I’ve written many times about sports science and the role it plays in high performance sport. Failure in sport is always a product of innumerable factors that determine the outcome well before the actual game takes place. The adage is that 99% of the work must be done before the whistle sounds the start of the match, and sports science makes up a small part of that 99% (I do not wish to overstate the value, because this too can be detrimental). The 90 minutes of play, the agonizing miss, penalties conceded, shot that hits the frame of the goal, red cards – these make up 1% of the result. This is an exaggeration of course, to make the point that preparation wins matches and tournaments.
So if we are looking this morning for explanation, I do not believe it will be found on the field, where the 1% is found. What we will find there is a team who tried hard, perhaps too hard at times, where they appeared frozen by the occasion for long periods, and constrained by what have been described as “fearful tactical” decisions. But on the field, our players committed to do everything they could. Their 1% was arguably equal to that of other teams.
The problem was the 99%, and this is the result of six years of management failures.

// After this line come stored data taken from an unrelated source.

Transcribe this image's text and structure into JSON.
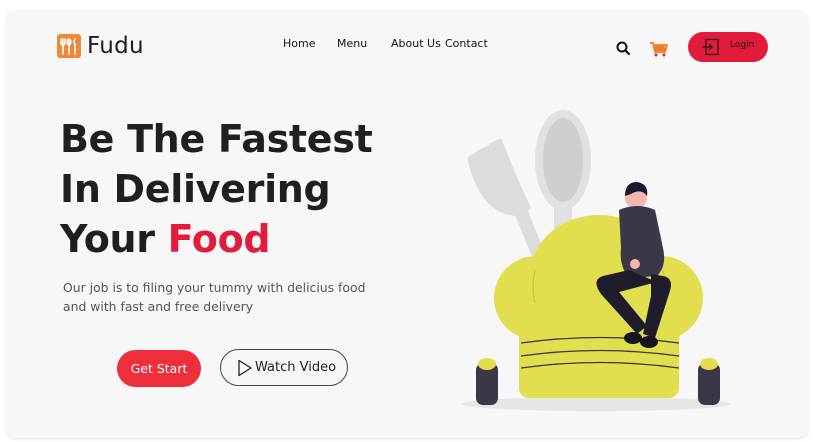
{
  "brand": {
    "name": "Fudu",
    "accent": "#e21b3c",
    "logo_color": "#f0883a"
  },
  "nav": {
    "items": [
      {
        "label": "Home"
      },
      {
        "label": "Menu"
      },
      {
        "label": "About Us"
      },
      {
        "label": "Contact"
      }
    ]
  },
  "header": {
    "search_icon": "search-icon",
    "cart_icon": "cart-icon",
    "login_label": "Login"
  },
  "hero": {
    "title_line1": "Be The Fastest",
    "title_line2": "In Delivering",
    "title_line3_prefix": "Your ",
    "title_line3_highlight": "Food",
    "subtitle_line1": "Our job is to filing your tummy with delicius food",
    "subtitle_line2": "and with fast and free delivery",
    "primary_button": "Get Start",
    "secondary_button": "Watch Video"
  },
  "illustration": {
    "name": "chef-hat-with-man-illustration",
    "hat_color": "#e2df4e",
    "figure_color": "#3a3747"
  }
}
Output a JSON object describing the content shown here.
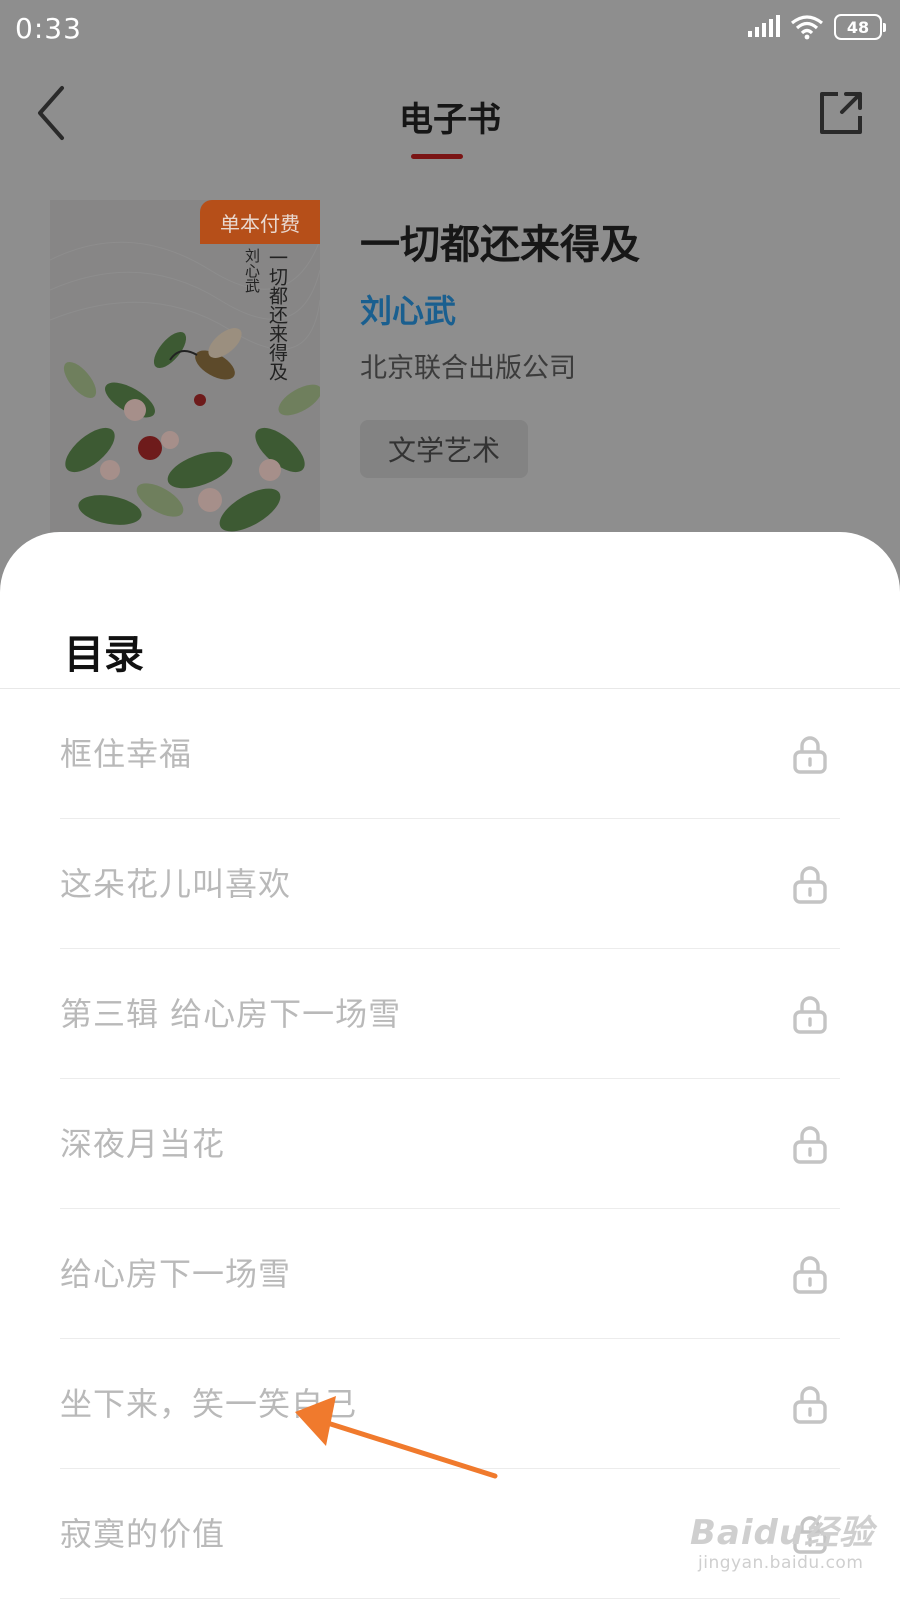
{
  "status_bar": {
    "time": "0:33",
    "battery_level": "48",
    "icons": [
      "signal-icon",
      "wifi-icon",
      "battery-icon"
    ]
  },
  "nav": {
    "title": "电子书",
    "back_icon": "back-chevron-icon",
    "share_icon": "share-icon",
    "accent_color": "#c8282d"
  },
  "book": {
    "cover_badge": "单本付费",
    "cover_title": "一切都还来得及",
    "cover_author": "刘心武",
    "title": "一切都还来得及",
    "author": "刘心武",
    "publisher": "北京联合出版公司",
    "tag": "文学艺术"
  },
  "toc": {
    "title": "目录",
    "items": [
      {
        "label": "框住幸福",
        "locked": true
      },
      {
        "label": "这朵花儿叫喜欢",
        "locked": true
      },
      {
        "label": "第三辑 给心房下一场雪",
        "locked": true
      },
      {
        "label": "深夜月当花",
        "locked": true
      },
      {
        "label": "给心房下一场雪",
        "locked": true
      },
      {
        "label": "坐下来，笑一笑自己",
        "locked": true
      },
      {
        "label": "寂寞的价值",
        "locked": true
      }
    ]
  },
  "watermark": {
    "main": "Baidu经验",
    "sub": "jingyan.baidu.com"
  },
  "colors": {
    "overlay_dim": "#8e8e8e",
    "author_link": "#1a5f8f",
    "annotation_arrow": "#f07a2d",
    "locked_text": "#b9b9b9"
  }
}
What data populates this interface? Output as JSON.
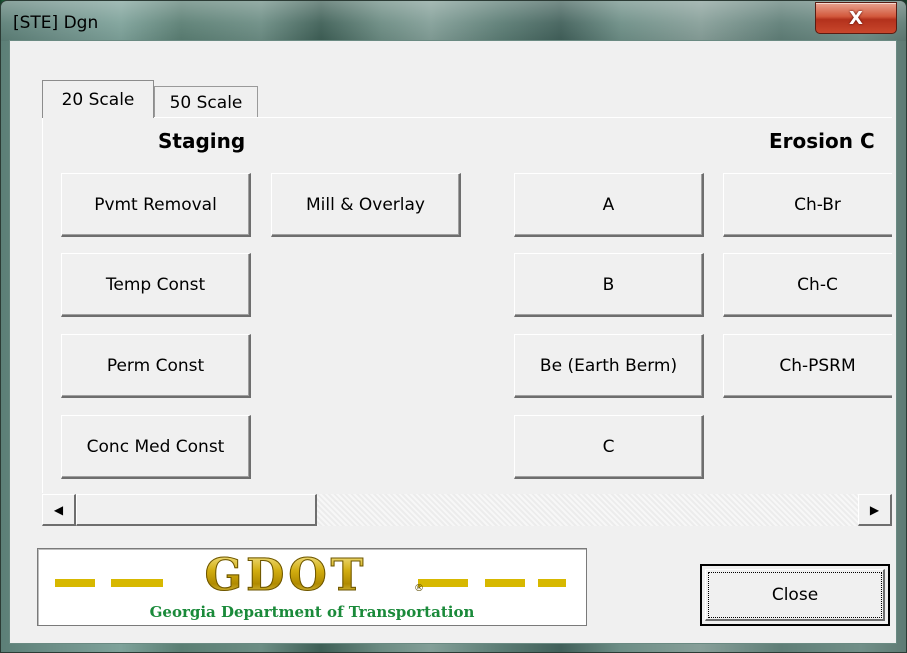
{
  "window": {
    "title": "[STE] Dgn",
    "close_glyph": "X"
  },
  "tabs": [
    {
      "label": "20 Scale",
      "active": true
    },
    {
      "label": "50 Scale",
      "active": false
    }
  ],
  "staging": {
    "heading": "Staging",
    "buttons": [
      "Pvmt Removal",
      "Mill & Overlay",
      "Temp Const",
      "Perm Const",
      "Conc Med Const"
    ]
  },
  "erosion": {
    "heading": "Erosion C",
    "buttons": [
      "A",
      "B",
      "Be (Earth Berm)",
      "C",
      "Ch-Br",
      "Ch-C",
      "Ch-PSRM"
    ]
  },
  "scrollbar": {
    "left_arrow": "◀",
    "right_arrow": "▶",
    "position": 0.0
  },
  "logo": {
    "wordmark": "GDOT",
    "registered": "®",
    "subtitle": "Georgia Department of Transportation",
    "colors": {
      "gold": "#d7b800",
      "green": "#1a8a3a"
    }
  },
  "footer": {
    "close_label": "Close"
  }
}
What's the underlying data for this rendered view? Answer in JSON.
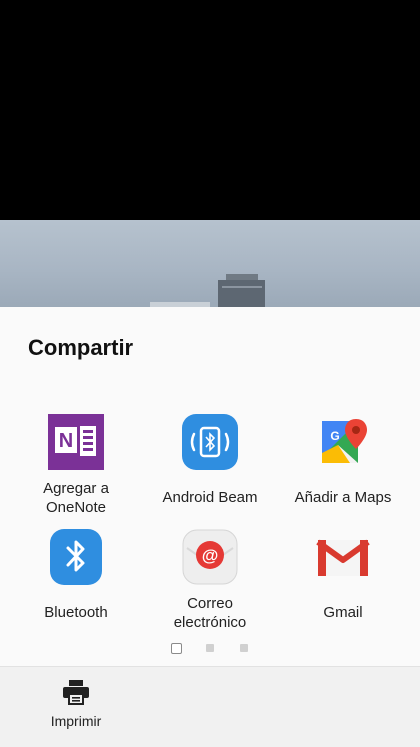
{
  "share_sheet": {
    "title": "Compartir",
    "targets": [
      {
        "line1": "Agregar a",
        "line2": "OneNote",
        "icon": "onenote-icon"
      },
      {
        "line1": "Android Beam",
        "line2": "",
        "icon": "android-beam-icon"
      },
      {
        "line1": "Añadir a Maps",
        "line2": "",
        "icon": "google-maps-icon"
      },
      {
        "line1": "Bluetooth",
        "line2": "",
        "icon": "bluetooth-icon"
      },
      {
        "line1": "Correo",
        "line2": "electrónico",
        "icon": "email-icon"
      },
      {
        "line1": "Gmail",
        "line2": "",
        "icon": "gmail-icon"
      }
    ],
    "pages": {
      "total": 3,
      "current": 1
    }
  },
  "bottom_bar": {
    "print_label": "Imprimir",
    "icon": "printer-icon"
  },
  "colors": {
    "onenote": "#7b3197",
    "samsung_blue": "#2f8ee0",
    "gmail_red": "#d93a2f",
    "sheet_bg": "#fafafa"
  }
}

Not coaching failures – Carlos Alberto Parreira did all that he could in 2010 – he took the team away from South Africa for international camps and friendly matches (sadly, sporting success in South Africa requires that one leave the country). He restored the confidence of the players and won matches against opposition that two years ago, would have been unbeatable. He effectively “sequestered” the best players we had to offer and tried to raise their level of performance to that which would make us competitive. And he succeeded – we were fit enough, certainly, and reached a level that we’ve not been at since perhaps a decade ago. But ultimately, the margins between winning and losing are so small (the width of a goal-post, for example, because had Mphela not hit that post against Mexico, things would be different), that we were found out at the highest level of competition.
South Africa performed above any realistic expectations. Fans, of course, are entitled to have unrealistic expectations – their passion drives their opinions! But media, and the sports authorities, are not. Will we perform the correct evaluation of our football system after this tournament? Or will the result be glossed over, allowing us to continue on our merry path to mediocrity, the result against France providing the justification for doing nothing differently in the future? Time will tell.
But as harsh as it may be to say this now, this was a failure, and until we recognize this, and invest not in hope and entitlement, but rather in expertise and professionalism, we’ll fail over and over.
The failure is not in finishing third in a four-team group, going out on goal difference – that is a commendable performance, and congratulations to the players. The problem is the “generals”, who sent the soldiers into battle unprotected and underpowered. Our infrastructure, our expertise, our wealth and our resources simply cannot add up to 83rd in the world. There is something wrong with that picture.